The highly significant correlation of .50 with g factor loadings implies that female candidates are seeking out tests with low g loadings, whether they are aware of it or not. The possibility that they somehow cause those loadings to be low by participating can be excluded with certainty, because the females who took the lowly g-loaded tests in this study had as good as no known scores on other tests, and have therefore not contributed to the computation of the estimated g factor loadings of those tests (which are based on a test's correlations with other tests). The fact that they had almost no scores on other tests is a logical consequence of the rareness of female high-range test candidates. It follows that females are actively avoiding tests with high g loadings, as if they possess a "sixth sense" - call it a g-spot - that enables them to detect how much g a task requires.

This also provides a clue as to the low participation of females in high-range testing on the whole.

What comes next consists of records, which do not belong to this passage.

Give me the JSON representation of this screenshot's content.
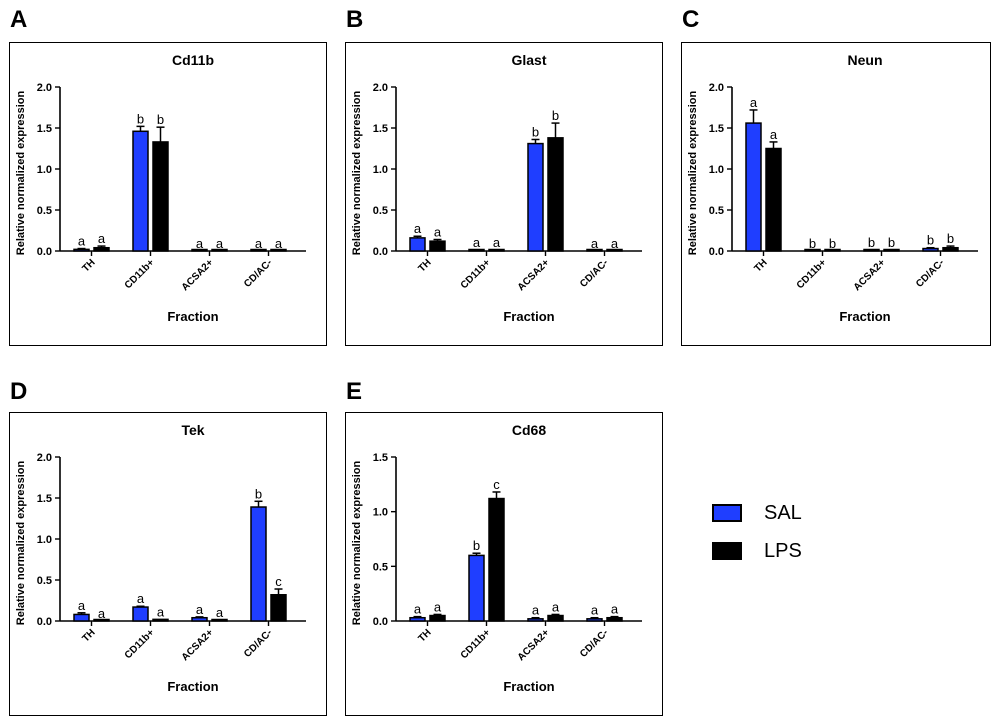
{
  "legend": {
    "items": [
      {
        "label": "SAL",
        "color": "#1f3eff"
      },
      {
        "label": "LPS",
        "color": "#000000"
      }
    ]
  },
  "chart_data": [
    {
      "panel": "A",
      "type": "bar",
      "title": "Cd11b",
      "xlabel": "Fraction",
      "ylabel": "Relative normalized expression",
      "ylim": [
        0,
        2.0
      ],
      "yticks": [
        "0.0",
        "0.5",
        "1.0",
        "1.5",
        "2.0"
      ],
      "categories": [
        "TH",
        "CD11b+",
        "ACSA2+",
        "CD/AC-"
      ],
      "series": [
        {
          "name": "SAL",
          "color": "#1f3eff",
          "values": [
            0.02,
            1.46,
            0.0,
            0.0
          ],
          "errors": [
            0.01,
            0.06,
            0.0,
            0.0
          ],
          "letters": [
            "a",
            "b",
            "a",
            "a"
          ]
        },
        {
          "name": "LPS",
          "color": "#000000",
          "values": [
            0.04,
            1.33,
            0.0,
            0.0
          ],
          "errors": [
            0.02,
            0.18,
            0.0,
            0.0
          ],
          "letters": [
            "a",
            "b",
            "a",
            "a"
          ]
        }
      ]
    },
    {
      "panel": "B",
      "type": "bar",
      "title": "Glast",
      "xlabel": "Fraction",
      "ylabel": "Relative normalized expression",
      "ylim": [
        0,
        2.0
      ],
      "yticks": [
        "0.0",
        "0.5",
        "1.0",
        "1.5",
        "2.0"
      ],
      "categories": [
        "TH",
        "CD11b+",
        "ACSA2+",
        "CD/AC-"
      ],
      "series": [
        {
          "name": "SAL",
          "color": "#1f3eff",
          "values": [
            0.16,
            0.01,
            1.31,
            0.0
          ],
          "errors": [
            0.02,
            0.0,
            0.05,
            0.0
          ],
          "letters": [
            "a",
            "a",
            "b",
            "a"
          ]
        },
        {
          "name": "LPS",
          "color": "#000000",
          "values": [
            0.12,
            0.01,
            1.38,
            0.0
          ],
          "errors": [
            0.02,
            0.0,
            0.18,
            0.0
          ],
          "letters": [
            "a",
            "a",
            "b",
            "a"
          ]
        }
      ]
    },
    {
      "panel": "C",
      "type": "bar",
      "title": "Neun",
      "xlabel": "Fraction",
      "ylabel": "Relative normalized expression",
      "ylim": [
        0,
        2.0
      ],
      "yticks": [
        "0.0",
        "0.5",
        "1.0",
        "1.5",
        "2.0"
      ],
      "categories": [
        "TH",
        "CD11b+",
        "ACSA2+",
        "CD/AC-"
      ],
      "series": [
        {
          "name": "SAL",
          "color": "#1f3eff",
          "values": [
            1.56,
            0.0,
            0.01,
            0.03
          ],
          "errors": [
            0.16,
            0.0,
            0.0,
            0.01
          ],
          "letters": [
            "a",
            "b",
            "b",
            "b"
          ]
        },
        {
          "name": "LPS",
          "color": "#000000",
          "values": [
            1.25,
            0.0,
            0.01,
            0.04
          ],
          "errors": [
            0.08,
            0.0,
            0.0,
            0.02
          ],
          "letters": [
            "a",
            "b",
            "b",
            "b"
          ]
        }
      ]
    },
    {
      "panel": "D",
      "type": "bar",
      "title": "Tek",
      "xlabel": "Fraction",
      "ylabel": "Relative normalized expression",
      "ylim": [
        0,
        2.0
      ],
      "yticks": [
        "0.0",
        "0.5",
        "1.0",
        "1.5",
        "2.0"
      ],
      "categories": [
        "TH",
        "CD11b+",
        "ACSA2+",
        "CD/AC-"
      ],
      "series": [
        {
          "name": "SAL",
          "color": "#1f3eff",
          "values": [
            0.08,
            0.17,
            0.04,
            1.39
          ],
          "errors": [
            0.02,
            0.01,
            0.01,
            0.07
          ],
          "letters": [
            "a",
            "a",
            "a",
            "b"
          ]
        },
        {
          "name": "LPS",
          "color": "#000000",
          "values": [
            0.0,
            0.02,
            0.01,
            0.32
          ],
          "errors": [
            0.0,
            0.0,
            0.0,
            0.07
          ],
          "letters": [
            "a",
            "a",
            "a",
            "c"
          ]
        }
      ]
    },
    {
      "panel": "E",
      "type": "bar",
      "title": "Cd68",
      "xlabel": "Fraction",
      "ylabel": "Relative normalized expression",
      "ylim": [
        0,
        1.5
      ],
      "yticks": [
        "0.0",
        "0.5",
        "1.0",
        "1.5"
      ],
      "categories": [
        "TH",
        "CD11b+",
        "ACSA2+",
        "CD/AC-"
      ],
      "series": [
        {
          "name": "SAL",
          "color": "#1f3eff",
          "values": [
            0.03,
            0.6,
            0.02,
            0.02
          ],
          "errors": [
            0.01,
            0.02,
            0.01,
            0.01
          ],
          "letters": [
            "a",
            "b",
            "a",
            "a"
          ]
        },
        {
          "name": "LPS",
          "color": "#000000",
          "values": [
            0.05,
            1.12,
            0.05,
            0.03
          ],
          "errors": [
            0.01,
            0.06,
            0.01,
            0.01
          ],
          "letters": [
            "a",
            "c",
            "a",
            "a"
          ]
        }
      ]
    }
  ]
}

High-range testing is all about g-loaded tests. In fact, in society at large, any activities, professions, and fields requiring high g suffer from a worrying under-representation of females, as demonstrated by decades-long, depressingly unsuccessful, campaigns for more women in high positions.

On rsex × score

The absence of significant correlations with the indicators of the male-female score difference means that the sex difference is not greater (nor smaller) on difficult tests, and not greater (nor smaller) on highly g-loaded tests. In combination with the foregoing, this suggests that females are avoiding g-loaded tests for no reason.

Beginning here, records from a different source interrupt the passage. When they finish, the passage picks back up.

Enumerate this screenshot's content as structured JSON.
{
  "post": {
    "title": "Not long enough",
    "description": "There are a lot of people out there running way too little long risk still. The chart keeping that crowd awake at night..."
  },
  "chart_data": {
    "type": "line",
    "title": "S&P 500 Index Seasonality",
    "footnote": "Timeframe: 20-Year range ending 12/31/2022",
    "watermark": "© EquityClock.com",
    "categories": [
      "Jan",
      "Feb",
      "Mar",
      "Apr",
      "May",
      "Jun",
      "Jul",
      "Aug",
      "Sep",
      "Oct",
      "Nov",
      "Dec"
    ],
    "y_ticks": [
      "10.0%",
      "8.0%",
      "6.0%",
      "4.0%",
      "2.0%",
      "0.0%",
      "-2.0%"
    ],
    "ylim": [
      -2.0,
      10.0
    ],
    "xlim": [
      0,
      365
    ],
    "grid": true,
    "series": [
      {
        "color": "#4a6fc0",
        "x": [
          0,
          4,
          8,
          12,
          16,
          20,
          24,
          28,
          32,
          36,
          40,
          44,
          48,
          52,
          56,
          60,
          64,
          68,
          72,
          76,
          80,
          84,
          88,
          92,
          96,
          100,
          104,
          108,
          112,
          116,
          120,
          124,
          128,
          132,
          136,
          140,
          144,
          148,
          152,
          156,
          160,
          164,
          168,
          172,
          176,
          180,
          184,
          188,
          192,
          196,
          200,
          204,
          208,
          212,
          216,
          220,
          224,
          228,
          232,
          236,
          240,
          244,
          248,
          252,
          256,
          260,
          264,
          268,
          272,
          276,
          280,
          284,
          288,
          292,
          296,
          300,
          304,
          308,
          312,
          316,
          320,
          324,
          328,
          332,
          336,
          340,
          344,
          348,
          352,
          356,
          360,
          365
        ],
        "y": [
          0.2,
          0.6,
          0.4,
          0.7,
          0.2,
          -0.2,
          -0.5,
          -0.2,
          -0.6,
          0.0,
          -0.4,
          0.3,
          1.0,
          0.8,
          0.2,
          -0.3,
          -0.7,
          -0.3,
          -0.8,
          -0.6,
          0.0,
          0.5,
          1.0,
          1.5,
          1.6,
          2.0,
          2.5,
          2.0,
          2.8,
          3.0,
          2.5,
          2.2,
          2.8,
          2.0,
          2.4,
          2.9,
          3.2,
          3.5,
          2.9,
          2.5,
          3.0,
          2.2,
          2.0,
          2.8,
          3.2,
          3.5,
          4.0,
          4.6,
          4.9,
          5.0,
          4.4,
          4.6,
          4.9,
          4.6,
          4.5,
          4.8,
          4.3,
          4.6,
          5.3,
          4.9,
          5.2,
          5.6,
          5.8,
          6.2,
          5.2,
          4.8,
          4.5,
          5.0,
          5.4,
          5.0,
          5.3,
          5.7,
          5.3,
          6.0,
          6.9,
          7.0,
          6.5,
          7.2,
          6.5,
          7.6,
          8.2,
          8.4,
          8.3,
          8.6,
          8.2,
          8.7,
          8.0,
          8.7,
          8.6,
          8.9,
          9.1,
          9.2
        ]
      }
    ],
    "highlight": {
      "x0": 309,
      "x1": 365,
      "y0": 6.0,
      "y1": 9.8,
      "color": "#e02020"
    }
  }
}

Also, the absence of a significant correlation with g factor loadings means that there is currently no evidence that the male-female difference on high-range tests is a difference in g. Had there been a significant positive correlation with g loadings, this would have suggested that the difference was at least partly due to a sex difference in g. The absence of such a correlation (in fact, the little correlation there is is negative, implying a smaller sex difference on tests with higher g loadings) leaves open the possibility that the observed sex difference lies partly or wholly in non-g factors. To understand this, one needs to know that while most of the variance in I.Q. test scores is accounted for by the g factor (typically 60 to 70 %), other portions of the variance are due to so-called "group factors" like the verbal, numerical, and spatial factor. The observed sex difference may lie in group factors as well as, or instead of, in g.

The conclusions summarized

  1. The male-female participation difference on high-range I.Q. tests is related to g factor loadings, such that females apparently avoid highly g-loaded tests. This phenomenon can logically also explain the low female participation on high-range tests in general (and even the general female under-representation in g-demanding activities, professions, and positions in society at large).
  2. The male-female score difference on high-range tests has no significant correlation with the tests' g factor loadings; there is therefore no evidence that the score difference is a difference in g.
  3. g factor loading and hardness have little if any correlation across tests, so are mostly independent properties; therefore a highly g-loaded test need not be a difficult test and vice versa.